Training: The Compliance and Ethics Officer with the Director of Nursing and the Maintenance Manager will ensure that staff are trained on elopement prevention policies and procedures, performing regular maintenance on the alarm system to ensure it is operating correctly, and changing door codes on a regular basis.
Audit: The Compliance and Ethics Officer should personally conduct an audit of all doors with alarms to determine if they are functioning properly and staff are responding in a timely manner when an alarm sounds.
A recent article on the evacuation of about 30 residents in a New Jersey Nursing Home due to a high carbon monoxide reading contained a short sentence at the end that was a red flag statement. It simply said that a 65-year-old resident at this nursing home suffering from Parkinson’s disease,diabetes, PTSD, and dementia, had wandered away from the nursing home, and had still not been found. There was nothing reported about what the nursing home did in order to find the man or to prevent such an incident from re-occurring.

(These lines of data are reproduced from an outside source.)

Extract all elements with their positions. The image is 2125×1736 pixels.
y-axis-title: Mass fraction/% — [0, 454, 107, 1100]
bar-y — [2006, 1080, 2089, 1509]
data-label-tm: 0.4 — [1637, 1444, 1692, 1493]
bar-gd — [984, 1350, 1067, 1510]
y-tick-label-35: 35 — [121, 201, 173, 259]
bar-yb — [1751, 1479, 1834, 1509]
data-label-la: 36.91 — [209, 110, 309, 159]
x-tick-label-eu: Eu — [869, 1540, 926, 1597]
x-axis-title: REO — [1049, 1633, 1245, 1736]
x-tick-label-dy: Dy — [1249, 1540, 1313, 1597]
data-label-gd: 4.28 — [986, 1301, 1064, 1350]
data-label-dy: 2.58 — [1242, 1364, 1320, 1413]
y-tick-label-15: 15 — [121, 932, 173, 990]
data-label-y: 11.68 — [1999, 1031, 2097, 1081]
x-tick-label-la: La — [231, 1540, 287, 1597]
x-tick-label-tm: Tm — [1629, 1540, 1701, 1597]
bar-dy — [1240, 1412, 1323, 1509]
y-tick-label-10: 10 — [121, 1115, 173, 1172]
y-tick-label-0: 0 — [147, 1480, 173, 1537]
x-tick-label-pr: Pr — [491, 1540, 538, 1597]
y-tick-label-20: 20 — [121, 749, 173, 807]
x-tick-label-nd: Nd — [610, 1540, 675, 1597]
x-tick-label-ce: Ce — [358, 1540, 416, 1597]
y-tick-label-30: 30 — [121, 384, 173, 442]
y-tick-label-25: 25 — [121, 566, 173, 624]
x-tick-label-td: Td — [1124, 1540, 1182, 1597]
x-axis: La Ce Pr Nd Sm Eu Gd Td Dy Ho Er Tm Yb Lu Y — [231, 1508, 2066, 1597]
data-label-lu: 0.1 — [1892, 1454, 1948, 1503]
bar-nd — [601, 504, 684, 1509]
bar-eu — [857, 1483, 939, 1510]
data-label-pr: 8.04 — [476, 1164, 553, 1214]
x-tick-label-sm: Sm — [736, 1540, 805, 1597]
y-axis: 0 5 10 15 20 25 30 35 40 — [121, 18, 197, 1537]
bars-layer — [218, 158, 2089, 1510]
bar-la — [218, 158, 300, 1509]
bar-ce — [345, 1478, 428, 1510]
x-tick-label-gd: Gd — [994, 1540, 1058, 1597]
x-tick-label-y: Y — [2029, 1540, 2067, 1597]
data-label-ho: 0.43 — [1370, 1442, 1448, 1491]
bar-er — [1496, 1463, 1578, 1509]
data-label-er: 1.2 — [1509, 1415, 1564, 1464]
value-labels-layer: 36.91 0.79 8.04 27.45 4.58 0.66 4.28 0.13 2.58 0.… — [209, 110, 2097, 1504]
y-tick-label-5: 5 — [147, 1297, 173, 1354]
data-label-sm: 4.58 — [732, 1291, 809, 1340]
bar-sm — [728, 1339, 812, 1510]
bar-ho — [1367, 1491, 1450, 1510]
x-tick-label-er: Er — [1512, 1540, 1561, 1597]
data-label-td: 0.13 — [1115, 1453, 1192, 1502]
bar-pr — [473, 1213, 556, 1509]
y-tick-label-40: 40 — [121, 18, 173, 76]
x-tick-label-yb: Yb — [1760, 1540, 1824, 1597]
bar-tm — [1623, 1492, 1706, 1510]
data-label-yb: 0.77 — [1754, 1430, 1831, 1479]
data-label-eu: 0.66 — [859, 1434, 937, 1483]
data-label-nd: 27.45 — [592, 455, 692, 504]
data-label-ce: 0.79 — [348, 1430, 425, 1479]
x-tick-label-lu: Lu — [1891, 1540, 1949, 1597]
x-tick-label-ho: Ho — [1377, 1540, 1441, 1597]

For two weeks after the resident had eloped through a basement door, there were several extensive searches organized by police and the resident’s family to find the resident, including the use of drones to search wooded areas for four days. Police distributed flyers requesting help in locating the man, and his family posted requests on social media. Still, the only reports of his being seen were from around the time of his elopement.